# Music Heals



## TexDad034 (Oct 9, 2013)

As a musician myself, I truly believe in the power of music and it's healing powers. That being said, its time for an updated list of music that may help in these rough times. 

Here's a couple I suggest:

City Lights and Traffic Sounds - Reign of Kindo (has a long piano intro)
Madness - Muse

What other suggestions out there might you have?


----------



## Ginevra (Nov 11, 2013)

Sir Duke - Stevie Wonder
I Can See Clearly Now - Jimmy Cliff
Summer Wine - Shelley King
The Harder They Come - Jimmy Cliff
Many Rivers to Cross - Jimmy Cliff
The Power of Love - Huey Lewis
The Heart Asks Pleasure First (piano, from the film The Piano) - Michael Nyman
Deep River - Leon Russell
The Sound - Mary Mary


----------



## now_awake (May 29, 2013)

Love this thread. I don't know where I'd be without the healing power of music.
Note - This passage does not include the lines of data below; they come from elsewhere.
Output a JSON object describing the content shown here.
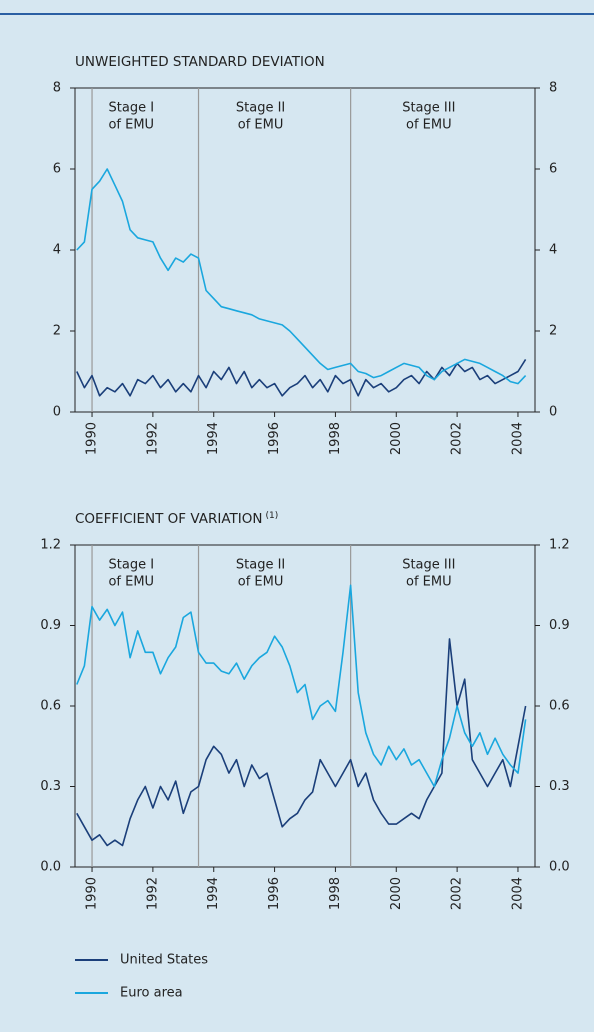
{
  "chart_data": [
    {
      "type": "line",
      "title": "UNWEIGHTED STANDARD DEVIATION",
      "x": [
        1989.5,
        1989.75,
        1990,
        1990.25,
        1990.5,
        1990.75,
        1991,
        1991.25,
        1991.5,
        1991.75,
        1992,
        1992.25,
        1992.5,
        1992.75,
        1993,
        1993.25,
        1993.5,
        1993.75,
        1994,
        1994.25,
        1994.5,
        1994.75,
        1995,
        1995.25,
        1995.5,
        1995.75,
        1996,
        1996.25,
        1996.5,
        1996.75,
        1997,
        1997.25,
        1997.5,
        1997.75,
        1998,
        1998.25,
        1998.5,
        1998.75,
        1999,
        1999.25,
        1999.5,
        1999.75,
        2000,
        2000.25,
        2000.5,
        2000.75,
        2001,
        2001.25,
        2001.5,
        2001.75,
        2002,
        2002.25,
        2002.5,
        2002.75,
        2003,
        2003.25,
        2003.5,
        2003.75,
        2004,
        2004.25
      ],
      "series": [
        {
          "name": "United States",
          "color": "#1b3f7a",
          "values": [
            1.0,
            0.6,
            0.9,
            0.4,
            0.6,
            0.5,
            0.7,
            0.4,
            0.8,
            0.7,
            0.9,
            0.6,
            0.8,
            0.5,
            0.7,
            0.5,
            0.9,
            0.6,
            1.0,
            0.8,
            1.1,
            0.7,
            1.0,
            0.6,
            0.8,
            0.6,
            0.7,
            0.4,
            0.6,
            0.7,
            0.9,
            0.6,
            0.8,
            0.5,
            0.9,
            0.7,
            0.8,
            0.4,
            0.8,
            0.6,
            0.7,
            0.5,
            0.6,
            0.8,
            0.9,
            0.7,
            1.0,
            0.8,
            1.1,
            0.9,
            1.2,
            1.0,
            1.1,
            0.8,
            0.9,
            0.7,
            0.8,
            0.9,
            1.0,
            1.3
          ]
        },
        {
          "name": "Euro area",
          "color": "#1aa7de",
          "values": [
            4.0,
            4.2,
            5.5,
            5.7,
            6.0,
            5.6,
            5.2,
            4.5,
            4.3,
            4.25,
            4.2,
            3.8,
            3.5,
            3.8,
            3.7,
            3.9,
            3.8,
            3.0,
            2.8,
            2.6,
            2.55,
            2.5,
            2.45,
            2.4,
            2.3,
            2.25,
            2.2,
            2.15,
            2.0,
            1.8,
            1.6,
            1.4,
            1.2,
            1.05,
            1.1,
            1.15,
            1.2,
            1.0,
            0.95,
            0.85,
            0.9,
            1.0,
            1.1,
            1.2,
            1.15,
            1.1,
            0.9,
            0.8,
            1.0,
            1.1,
            1.2,
            1.3,
            1.25,
            1.2,
            1.1,
            1.0,
            0.9,
            0.75,
            0.7,
            0.9
          ]
        }
      ],
      "xlim": [
        1989.44,
        2004.56
      ],
      "xticks": [
        1990,
        1992,
        1994,
        1996,
        1998,
        2000,
        2002,
        2004
      ],
      "ylim": [
        0,
        8
      ],
      "yticks": [
        0,
        2,
        4,
        6,
        8
      ],
      "vlines": [
        1990,
        1993.5,
        1998.5
      ],
      "annotations": [
        [
          "Stage I",
          "of EMU"
        ],
        [
          "Stage II",
          "of EMU"
        ],
        [
          "Stage III",
          "of EMU"
        ]
      ]
    },
    {
      "type": "line",
      "title": "COEFFICIENT OF VARIATION",
      "title_note": "(1)",
      "x": [
        1989.5,
        1989.75,
        1990,
        1990.25,
        1990.5,
        1990.75,
        1991,
        1991.25,
        1991.5,
        1991.75,
        1992,
        1992.25,
        1992.5,
        1992.75,
        1993,
        1993.25,
        1993.5,
        1993.75,
        1994,
        1994.25,
        1994.5,
        1994.75,
        1995,
        1995.25,
        1995.5,
        1995.75,
        1996,
        1996.25,
        1996.5,
        1996.75,
        1997,
        1997.25,
        1997.5,
        1997.75,
        1998,
        1998.25,
        1998.5,
        1998.75,
        1999,
        1999.25,
        1999.5,
        1999.75,
        2000,
        2000.25,
        2000.5,
        2000.75,
        2001,
        2001.25,
        2001.5,
        2001.75,
        2002,
        2002.25,
        2002.5,
        2002.75,
        2003,
        2003.25,
        2003.5,
        2003.75,
        2004,
        2004.25
      ],
      "series": [
        {
          "name": "United States",
          "color": "#1b3f7a",
          "values": [
            0.2,
            0.15,
            0.1,
            0.12,
            0.08,
            0.1,
            0.08,
            0.18,
            0.25,
            0.3,
            0.22,
            0.3,
            0.25,
            0.32,
            0.2,
            0.28,
            0.3,
            0.4,
            0.45,
            0.42,
            0.35,
            0.4,
            0.3,
            0.38,
            0.33,
            0.35,
            0.25,
            0.15,
            0.18,
            0.2,
            0.25,
            0.28,
            0.4,
            0.35,
            0.3,
            0.35,
            0.4,
            0.3,
            0.35,
            0.25,
            0.2,
            0.16,
            0.16,
            0.18,
            0.2,
            0.18,
            0.25,
            0.3,
            0.35,
            0.85,
            0.6,
            0.7,
            0.4,
            0.35,
            0.3,
            0.35,
            0.4,
            0.3,
            0.45,
            0.6
          ]
        },
        {
          "name": "Euro area",
          "color": "#1aa7de",
          "values": [
            0.68,
            0.75,
            0.97,
            0.92,
            0.96,
            0.9,
            0.95,
            0.78,
            0.88,
            0.8,
            0.8,
            0.72,
            0.78,
            0.82,
            0.93,
            0.95,
            0.8,
            0.76,
            0.76,
            0.73,
            0.72,
            0.76,
            0.7,
            0.75,
            0.78,
            0.8,
            0.86,
            0.82,
            0.75,
            0.65,
            0.68,
            0.55,
            0.6,
            0.62,
            0.58,
            0.8,
            1.05,
            0.65,
            0.5,
            0.42,
            0.38,
            0.45,
            0.4,
            0.44,
            0.38,
            0.4,
            0.35,
            0.3,
            0.4,
            0.48,
            0.6,
            0.5,
            0.45,
            0.5,
            0.42,
            0.48,
            0.42,
            0.38,
            0.35,
            0.55
          ]
        }
      ],
      "xlim": [
        1989.44,
        2004.56
      ],
      "xticks": [
        1990,
        1992,
        1994,
        1996,
        1998,
        2000,
        2002,
        2004
      ],
      "ylim": [
        0,
        1.2
      ],
      "yticks": [
        {
          "value": 0,
          "label": "0.0"
        },
        0.3,
        0.6,
        0.9,
        1.2
      ],
      "vlines": [
        1990,
        1993.5,
        1998.5
      ],
      "annotations": [
        [
          "Stage I",
          "of EMU"
        ],
        [
          "Stage II",
          "of EMU"
        ],
        [
          "Stage III",
          "of EMU"
        ]
      ]
    }
  ]
}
I was lucky enough to grow up in a house filled with music. 

Here are a few that help me deal with pain, help me heal:

Fleetwood Mac: landslide

mumford and sons: after the storm, ghosts that we knew

passenger: things that stop you dreaming, let her go, life's for the living

Leonard Cohen: amen


----------



## TexDad034 (Oct 9, 2013)

Ween - I don't want it
John Mayer - Stop this train, slow dancing in a burning room


----------



## whitehawk (Aug 14, 2012)

Yeah so true. 
A few days after we separated , l couldn't afford it but l bolted in a bought a new sound system .
l was basically in tears in the store waiting for him to finish the paper work.
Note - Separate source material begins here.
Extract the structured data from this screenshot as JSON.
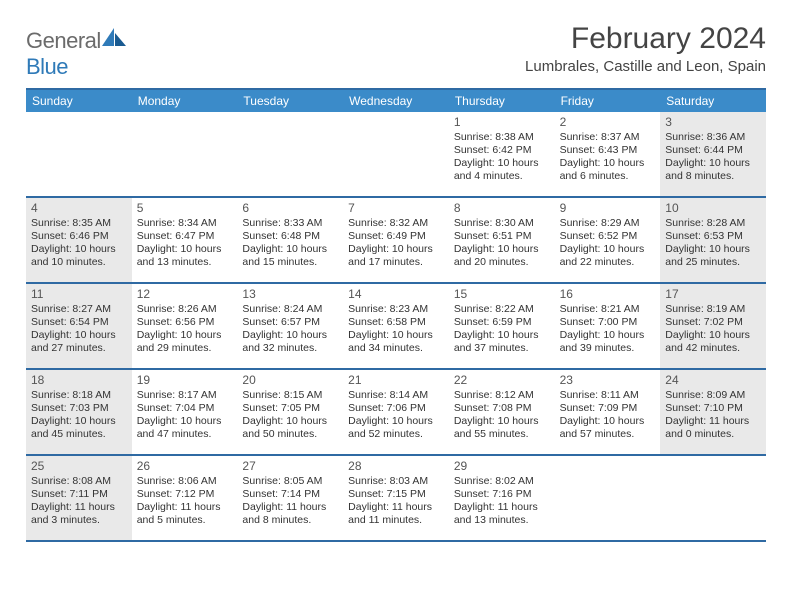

That little system and the music it played for me pretty well single handedly got me through the most horrific few mths of my entire life l'd say.


----------



## GotLifeBack (Sep 12, 2013)

TexDad034 said:


> As a musician myself, I truly believe in the power of music and it's healing powers. That being said, its time for an updated list of music that may help in these rough times.
> 
> Here's a couple I suggest:
> 
> ...


Also a musician and I agree completely. I'd be lost without my guitar right now.


----------